Now let’s take a look at how the Fibonacci sequence can be plotted against the cone of uncertainty. Is it able to cover the risk and inaccurate assumptions for distant future events? Are our estimations of problem sizes really related to the natural, human understanding of growth functions? As it can be seen, the Fibonacci sequence actually covers the cone of uncertainty very well.

This diagram shows us a lot about the grade of maturity of requirements. A requirement, or user story which is estimated as one, two or three points is well refined and implementation can be started. Requirements with a complexity of five or eight story points are almost ready for implementation, but have to be split a little further. All tasks that are estimated with thirteen or more story points are still far from being implemented. The risk and uncertainty is still too big. Those requirements have to be discussed and refined much more. This is the point where decisions about system design and architecture are made.

Story Points Match Human Perception

Considering the above mentioned facts about human perception, natural growth and their relation to Fibonacci’s sequence, we can link all of those aspects together. We have seen, that Fibonacci’s sequence oscillates around the golden ratio. At the same time, Fibonacci’s sequence also maps almost perfectly to the Cone of Uncertainty.

On the other hand, humans are well used to natural growth functions from their every day life. Hence, their estimations of magnitudes follows the golden ratio. Thus, those estimations create the Cone of Uncertainty in a way that is related to natural growth functions, which are resembled by Fibonacci’s sequence.

This leads us to the final conclusion. Because we are humans, we are used to estimate magnitudes in a way that is related to natural growth functions. A mathematical representation of those growth functions is Fibonacci’s sequence. Hence, it is very beneficial to use the elements of Fibonacci’s sequence as representative values for complexity estimations. In practice, this leads us to the usage of Story Points for our estimations.

Final Thoughts

In this article, we have discussed how human perception of the real world and Story Points relate to each other.
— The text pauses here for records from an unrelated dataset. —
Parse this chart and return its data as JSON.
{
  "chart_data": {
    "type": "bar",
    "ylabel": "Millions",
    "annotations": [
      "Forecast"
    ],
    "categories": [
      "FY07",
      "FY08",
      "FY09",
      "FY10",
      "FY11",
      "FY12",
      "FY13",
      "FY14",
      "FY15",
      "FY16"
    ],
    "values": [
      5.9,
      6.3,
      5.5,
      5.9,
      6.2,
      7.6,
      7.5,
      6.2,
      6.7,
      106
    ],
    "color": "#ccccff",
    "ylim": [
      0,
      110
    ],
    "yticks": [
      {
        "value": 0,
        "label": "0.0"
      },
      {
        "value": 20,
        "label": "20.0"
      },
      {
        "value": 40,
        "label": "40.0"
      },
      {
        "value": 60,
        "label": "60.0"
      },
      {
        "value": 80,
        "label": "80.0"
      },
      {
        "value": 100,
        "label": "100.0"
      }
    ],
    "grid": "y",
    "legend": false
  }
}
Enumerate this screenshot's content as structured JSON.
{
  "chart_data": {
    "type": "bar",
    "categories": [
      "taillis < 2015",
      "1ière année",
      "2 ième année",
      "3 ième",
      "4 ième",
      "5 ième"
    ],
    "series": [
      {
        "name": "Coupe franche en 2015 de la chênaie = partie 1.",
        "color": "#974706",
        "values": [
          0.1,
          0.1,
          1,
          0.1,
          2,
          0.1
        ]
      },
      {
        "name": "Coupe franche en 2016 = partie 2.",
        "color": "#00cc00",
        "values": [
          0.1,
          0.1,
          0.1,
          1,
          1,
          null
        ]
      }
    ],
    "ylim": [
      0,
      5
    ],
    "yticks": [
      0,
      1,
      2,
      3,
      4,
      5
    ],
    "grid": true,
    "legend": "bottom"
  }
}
Fibonacci’s sequence is a mathematical representation of natural growth functions. Hence, we all have an intuitive understanding of the sequence. Using this sequence as values for Story Points makes it intuitive for developers to estimate the complexity of problems. Concluding, and in the style of famous statesman Winston Churchill, it can be said that: No one pretends that Story Points are perfect or all-wise. Indeed, it has been said that Story Points are the worst form of agile estimation except all those other estimation techniques that have been tried from time to time.